Verify Automatic Setup

-- Verify the auto-created service
SHOW CORTEX SEARCH SERVICES;

-- Test natural language query
SELECT PARSE_JSON(
  SNOWFLAKE.CORTEX.SEARCH_PREVIEW(
      'FESTIVALS_OPS_SEARCH_SERVICE',
      '{"query": "expansion plans", "limit": 3}'
  )
)['results'] as search_results;

Service Name

The service will be auto-created as FESTIVALS_OPS_SEARCH_SERVICE by Openflow after the first document is processed.

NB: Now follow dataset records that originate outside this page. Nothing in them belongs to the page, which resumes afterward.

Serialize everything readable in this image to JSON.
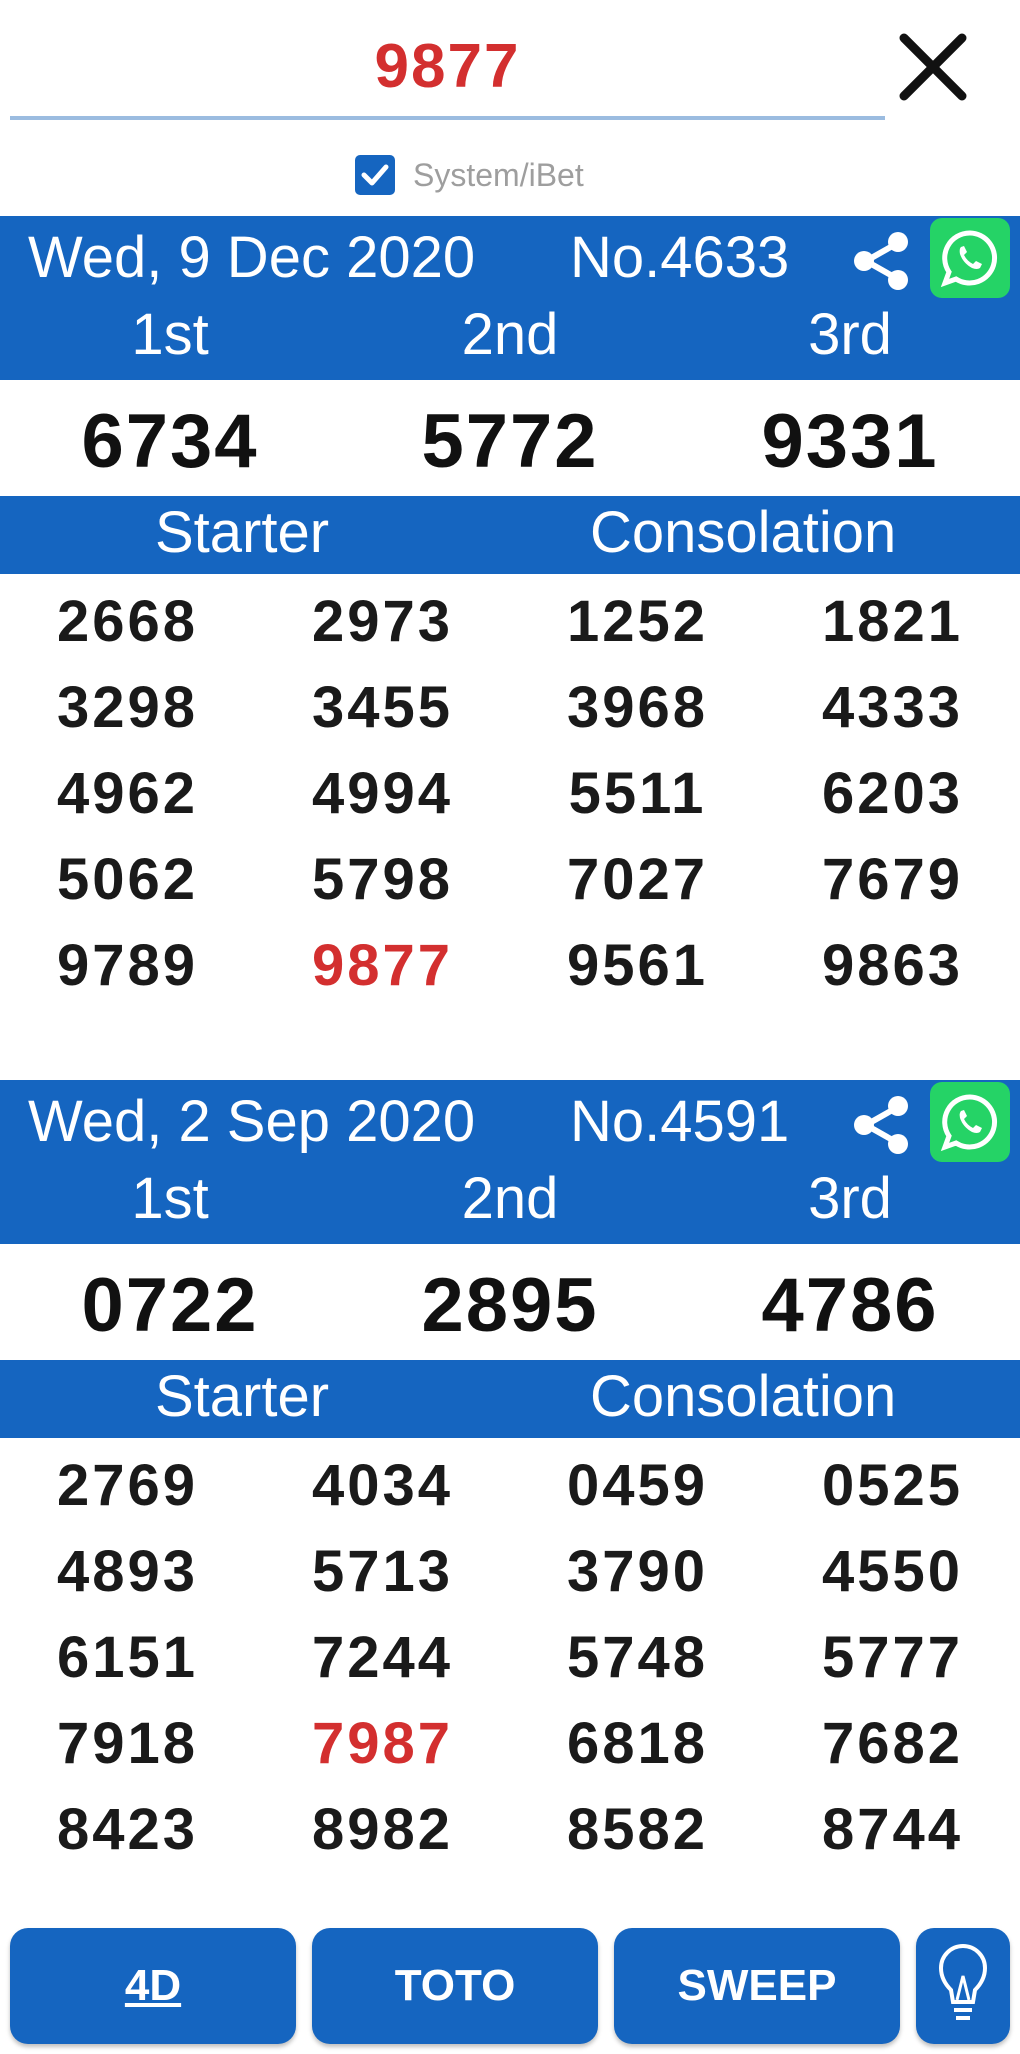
{
  "search": {
    "value": "9877",
    "placeholder": ""
  },
  "options": {
    "system_ibet_label": "System/iBet",
    "system_ibet_checked": true
  },
  "icons": {
    "close": "close-icon",
    "checkbox": "check-icon",
    "share": "share-icon",
    "whatsapp": "whatsapp-icon",
    "bulb": "lightbulb-icon"
  },
  "colors": {
    "primary": "#1565c0",
    "highlight": "#d32f2f",
    "whatsapp": "#25d366"
  },
  "draws": [
    {
      "date": "Wed, 9 Dec 2020",
      "draw_no": "No.4633",
      "prize_labels": [
        "1st",
        "2nd",
        "3rd"
      ],
      "prizes": [
        "6734",
        "5772",
        "9331"
      ],
      "section_labels": {
        "starter": "Starter",
        "consolation": "Consolation"
      },
      "grid": [
        [
          "2668",
          "2973",
          "1252",
          "1821"
        ],
        [
          "3298",
          "3455",
          "3968",
          "4333"
        ],
        [
          "4962",
          "4994",
          "5511",
          "6203"
        ],
        [
          "5062",
          "5798",
          "7027",
          "7679"
        ],
        [
          "9789",
          "9877",
          "9561",
          "9863"
        ]
      ],
      "highlighted": "9877"
    },
    {
      "date": "Wed, 2 Sep 2020",
      "draw_no": "No.4591",
      "prize_labels": [
        "1st",
        "2nd",
        "3rd"
      ],
      "prizes": [
        "0722",
        "2895",
        "4786"
      ],
      "section_labels": {
        "starter": "Starter",
        "consolation": "Consolation"
      },
      "grid": [
        [
          "2769",
          "4034",
          "0459",
          "0525"
        ],
        [
          "4893",
          "5713",
          "3790",
          "4550"
        ],
        [
          "6151",
          "7244",
          "5748",
          "5777"
        ],
        [
          "7918",
          "7987",
          "6818",
          "7682"
        ],
        [
          "8423",
          "8982",
          "8582",
          "8744"
        ]
      ],
      "highlighted": "7987"
    }
  ],
  "bottom_nav": {
    "tab_4d": "4D",
    "tab_toto": "TOTO",
    "tab_sweep": "SWEEP"
  }
}
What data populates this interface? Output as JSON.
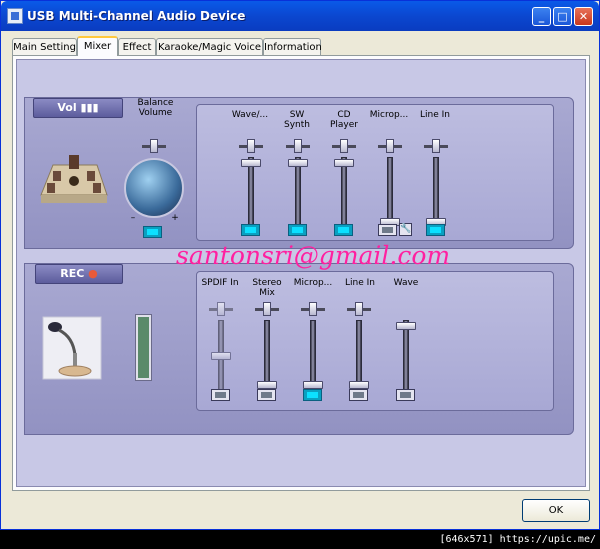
{
  "window": {
    "title": "USB Multi-Channel Audio Device",
    "minimize_icon": "minimize-icon",
    "maximize_icon": "maximize-icon",
    "close_icon": "close-icon"
  },
  "tabs": [
    {
      "label": "Main Setting"
    },
    {
      "label": "Mixer",
      "active": true
    },
    {
      "label": "Effect"
    },
    {
      "label": "Karaoke/Magic Voice"
    },
    {
      "label": "Information"
    }
  ],
  "playback": {
    "tag": "Vol",
    "balance_label": "Balance Volume",
    "channels": [
      {
        "label": "Wave/...",
        "level": 0.06,
        "muted": false
      },
      {
        "label": "SW Synth",
        "level": 0.06,
        "muted": false
      },
      {
        "label": "CD Player",
        "level": 0.06,
        "muted": false
      },
      {
        "label": "Microp...",
        "level": 0.92,
        "muted": true
      },
      {
        "label": "Line In",
        "level": 0.92,
        "muted": false
      }
    ]
  },
  "record": {
    "tag": "REC",
    "channels": [
      {
        "label": "SPDIF In",
        "level": 0.5,
        "muted": true
      },
      {
        "label": "Stereo Mix",
        "level": 0.92,
        "muted": true
      },
      {
        "label": "Microp...",
        "level": 0.92,
        "muted": false
      },
      {
        "label": "Line In",
        "level": 0.92,
        "muted": true
      },
      {
        "label": "Wave",
        "level": 0.06,
        "muted": true
      }
    ]
  },
  "watermark": "santonsri@gmail.com",
  "ok_label": "OK",
  "footer": "[646x571] https://upic.me/"
}
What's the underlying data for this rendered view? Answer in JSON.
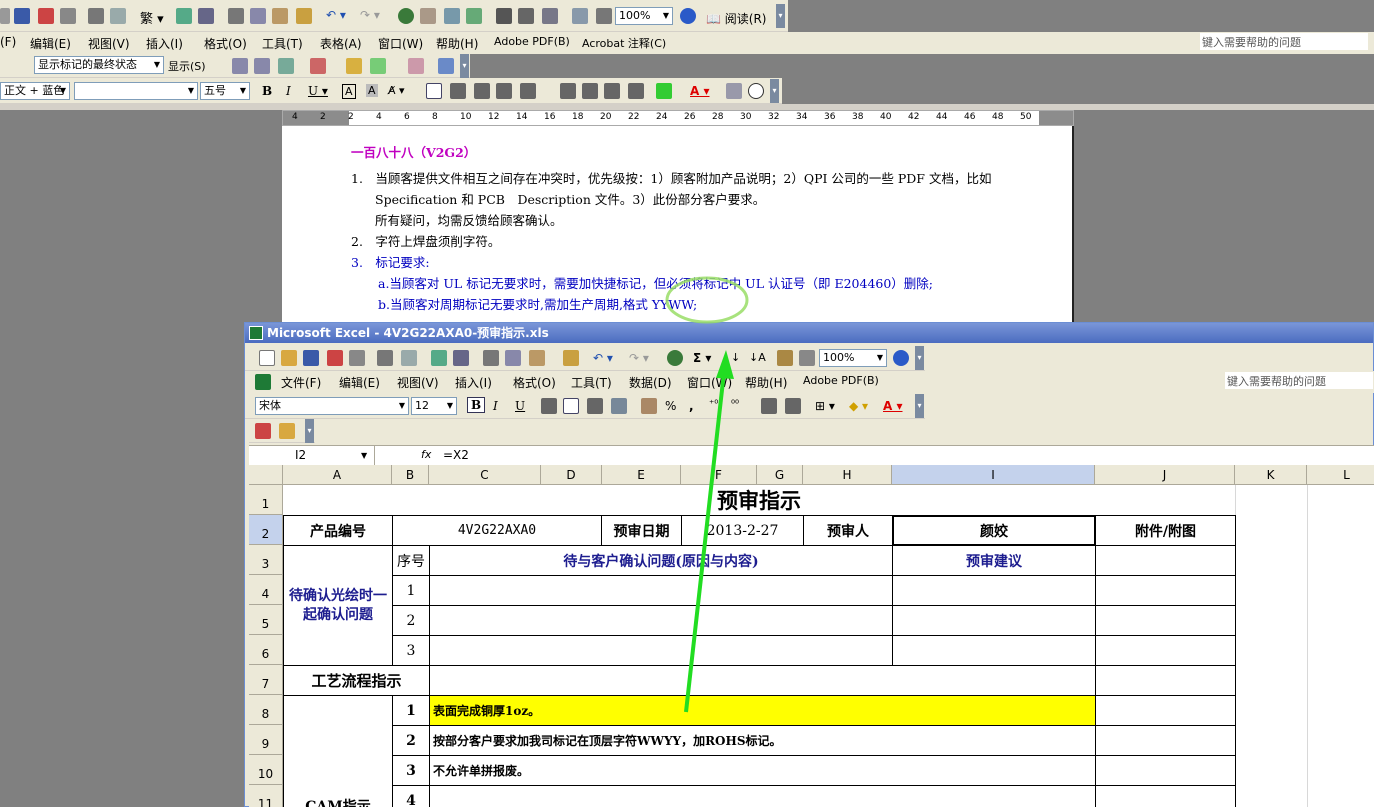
{
  "word": {
    "menu": [
      "(F)",
      "编辑(E)",
      "视图(V)",
      "插入(I)",
      "格式(O)",
      "工具(T)",
      "表格(A)",
      "窗口(W)",
      "帮助(H)",
      "Adobe PDF(B)",
      "Acrobat 注释(C)"
    ],
    "help_placeholder": "键入需要帮助的问题",
    "zoom": "100%",
    "read_label": "阅读(R)",
    "track_state": "显示标记的最终状态",
    "show_label": "显示(S)",
    "style_combo": "正文 + 蓝色",
    "font_combo": "",
    "size_combo": "五号",
    "ruler_ticks": [
      "4",
      "2",
      "2",
      "4",
      "6",
      "8",
      "10",
      "12",
      "14",
      "16",
      "18",
      "20",
      "22",
      "24",
      "26",
      "28",
      "30",
      "32",
      "34",
      "36",
      "38",
      "40",
      "42",
      "44",
      "46",
      "48",
      "50"
    ],
    "doc": {
      "heading": "一百八十八（V2G2）",
      "line1": "1.　当顾客提供文件相互之间存在冲突时，优先级按：1）顾客附加产品说明；2）QPI 公司的一些 PDF 文档，比如",
      "line2": "Specification 和 PCB　Description 文件。3）此份部分客户要求。",
      "line3": "所有疑问，均需反馈给顾客确认。",
      "line4": "2.　字符上焊盘须削字符。",
      "line5": "3.　标记要求:",
      "line6": "a.当顾客对 UL 标记无要求时，需要加快捷标记，但必须将标记中 UL 认证号（即 E204460）删除;",
      "line7": "b.当顾客对周期标记无要求时,需加生产周期,格式 YYWW;"
    }
  },
  "excel": {
    "title": "Microsoft Excel - 4V2G22AXA0-预审指示.xls",
    "menu": [
      "文件(F)",
      "编辑(E)",
      "视图(V)",
      "插入(I)",
      "格式(O)",
      "工具(T)",
      "数据(D)",
      "窗口(W)",
      "帮助(H)",
      "Adobe PDF(B)"
    ],
    "help_placeholder": "键入需要帮助的问题",
    "zoom": "100%",
    "font": "宋体",
    "size": "12",
    "name_box": "I2",
    "fx": "fx",
    "formula": "=X2",
    "columns": [
      "A",
      "B",
      "C",
      "D",
      "E",
      "F",
      "G",
      "H",
      "I",
      "J",
      "K",
      "L"
    ],
    "rows": [
      "1",
      "2",
      "3",
      "4",
      "5",
      "6",
      "7",
      "8",
      "9",
      "10",
      "11"
    ],
    "cells": {
      "title": "预审指示",
      "product_no_label": "产品编号",
      "product_no": "4V2G22AXA0",
      "review_date_label": "预审日期",
      "review_date": "2013-2-27",
      "reviewer_label": "预审人",
      "reviewer": "颜姣",
      "attachment": "附件/附图",
      "pending_label": "待确认光绘时一起确认问题",
      "seq_label": "序号",
      "issue_header": "待与客户确认问题(原因与内容)",
      "advice_header": "预审建议",
      "seq": [
        "1",
        "2",
        "3"
      ],
      "process_label": "工艺流程指示",
      "cam_label": "CAM指示",
      "cam_seq": [
        "1",
        "2",
        "3",
        "4"
      ],
      "cam_items": [
        "表面完成铜厚1oz。",
        "按部分客户要求加我司标记在顶层字符WWYY，加ROHS标记。",
        "不允许单拼报废。",
        ""
      ]
    }
  },
  "colors": {
    "highlight_yellow": "#ffff00",
    "annotation_green": "#33dd33",
    "title_blue": "#4b6cc0"
  }
}
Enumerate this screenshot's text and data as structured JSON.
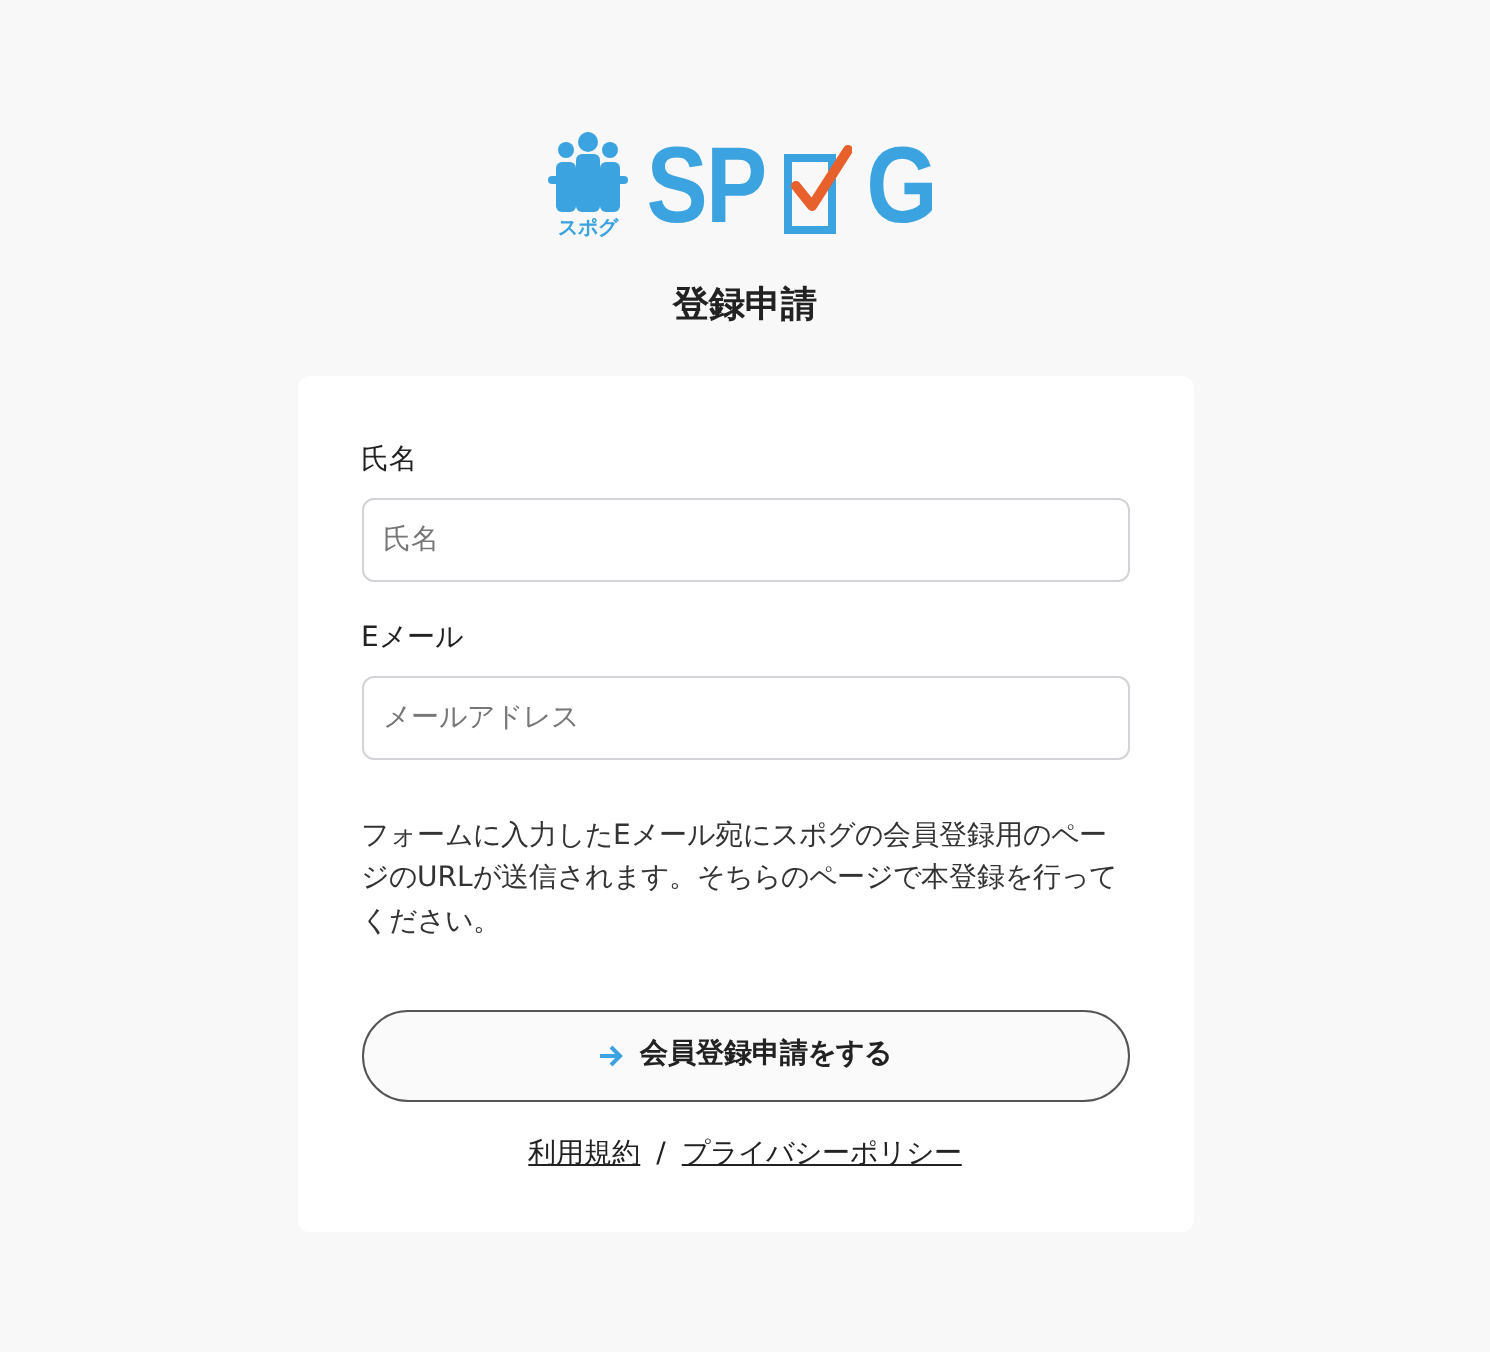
{
  "logo": {
    "wordmark_start": "SP",
    "wordmark_end": "G",
    "tagline": "スポグ"
  },
  "title": "登録申請",
  "form": {
    "fields": [
      {
        "label": "氏名",
        "placeholder": "氏名"
      },
      {
        "label": "Eメール",
        "placeholder": "メールアドレス"
      }
    ],
    "note": "フォームに入力したEメール宛にスポグの会員登録用のページのURLが送信されます。そちらのページで本登録を行ってください。",
    "submit": "会員登録申請をする"
  },
  "links": [
    "利用規約",
    "プライバシーポリシー"
  ],
  "link_separator": "/"
}
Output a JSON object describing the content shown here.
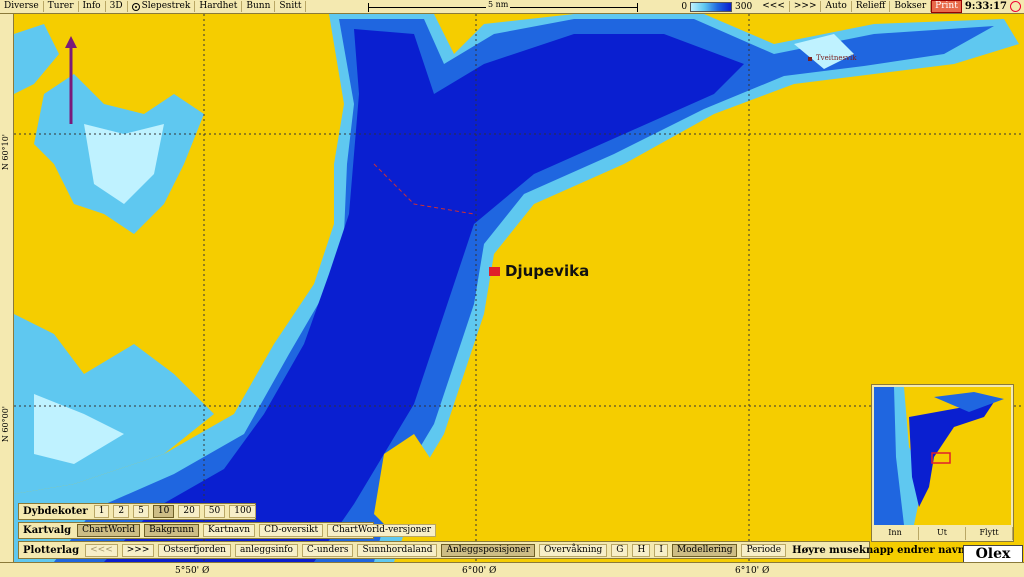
{
  "toolbar": {
    "menu": [
      "Diverse",
      "Turer",
      "Info",
      "3D",
      "Slepestrek",
      "Hardhet",
      "Bunn",
      "Snitt"
    ],
    "scale_label": "5 nm",
    "depth_min": "0",
    "depth_max": "300",
    "tools": [
      "<<<",
      ">>>",
      "Auto",
      "Relieff",
      "Bokser"
    ],
    "print_label": "Print",
    "clock": "9:33:17"
  },
  "map": {
    "place_name": "Djupevika",
    "small_place": "Tveitnesvik",
    "lat_labels": [
      "N 60°10'",
      "N 60°00'"
    ],
    "lon_labels": [
      "5°50' Ø",
      "6°00' Ø",
      "6°10' Ø"
    ],
    "colors": {
      "land": "#f5cd00",
      "deep": "#0a1fd0",
      "mid": "#1f66e0",
      "shallow": "#5fc8f0",
      "veryshallow": "#bff2ff"
    }
  },
  "depth_panel": {
    "label": "Dybdekoter",
    "options": [
      "1",
      "2",
      "5",
      "10",
      "20",
      "50",
      "100"
    ],
    "selected": "10"
  },
  "chart_panel": {
    "label": "Kartvalg",
    "options": [
      "ChartWorld",
      "Bakgrunn",
      "Kartnavn",
      "CD-oversikt",
      "ChartWorld-versjoner"
    ]
  },
  "plot_panel": {
    "label": "Plotterlag",
    "options": [
      "<<<",
      ">>>",
      "Ostserfjorden",
      "anleggsinfo",
      "C-unders",
      "Sunnhordaland",
      "Anleggsposisjoner",
      "Overvåkning",
      "G",
      "H",
      "I",
      "Modellering",
      "Periode"
    ],
    "hint": "Høyre museknapp endrer navn"
  },
  "inset": {
    "buttons": [
      "Inn",
      "Ut",
      "Flytt"
    ]
  },
  "brand": "Olex"
}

Step 6: Demo Validation (1 minute)

Test Key Business Queries

Run these sample queries to verify everything works:

SELECT PARSE_JSON(
  SNOWFLAKE.CORTEX.SEARCH_PREVIEW(
      'FESTIVALS_OPS_SEARCH_SERVICE',
      '{"query": "2025 expansion plans target markets", "limit": 5}'
  )
)['results'] as strategic_insights;
SELECT PARSE_JSON(
  SNOWFLAKE.CORTEX.SEARCH_PREVIEW(
      'FESTIVALS_OPS_SEARCH_SERVICE',
      '{"query": "technology modernization projects budgets", "limit": 5}'
  )
)['results'] as operations_insights;
SELECT PARSE_JSON(
  SNOWFLAKE.CORTEX.SEARCH_PREVIEW(
      'FESTIVALS_OPS_SEARCH_SERVICE',
      '{"query": "health safety policies", "limit": 5}'
  )
)['results'] as compliance_insights;

Ready to Use

The service name FESTIVALS_OPS_SEARCH_SERVICE will be automatically created by Openflow

Demo Resources

Your setup is complete! Access these resources for successful demos:

  • Demo Commands Reference


    Complete Taskfile automation commands, SQL queries, and troubleshooting for ongoing demo usage

    Commands Guide

  • Sample Questions Reference


    Categorized business questions organized by function for smooth demo presentations

    Demo Questions

Expected Demo Results

After setup, you can demonstrate:

Natural Language Queries: "What are our 2025 expansion plans?"
Multi-Format Search: Find insights across PDF, DOCX, PPTX, JPG documents
Business Intelligence: Strategic, operational, compliance, and training insights
Executive Decision Support: Instant access to investment analysis (demo figures)
Cross-Category Analysis: Unified view across all business functions

Troubleshooting

Common Issues

Openflow Connector Not Visible

Solution: Verify Enterprise account and contact Snowflake support to enable BYOC/SPCS

Google Drive Access Denied

Solution: Check Google Service Account (GSA) domain-wide delegation and OAuth scopes

Cortex Search Service Creation Failed

Solution: Verify Cortex Search is enabled in your account region

Documents Not Processing

Solution: Check Openflow connector logs and verify file permissions


Next Steps

  • Run Demo


    Execute the complete demo with sample business questions and interactive queries

    Sample Questions

  • Business Intelligence


    Explore advanced analytics and strategic insights from document processing

    Commands Reference


🎉 Congratulations! Your Snowflake Openflow document intelligence demo is ready. You can now transform unstructured business documents into queryable strategic intelligence!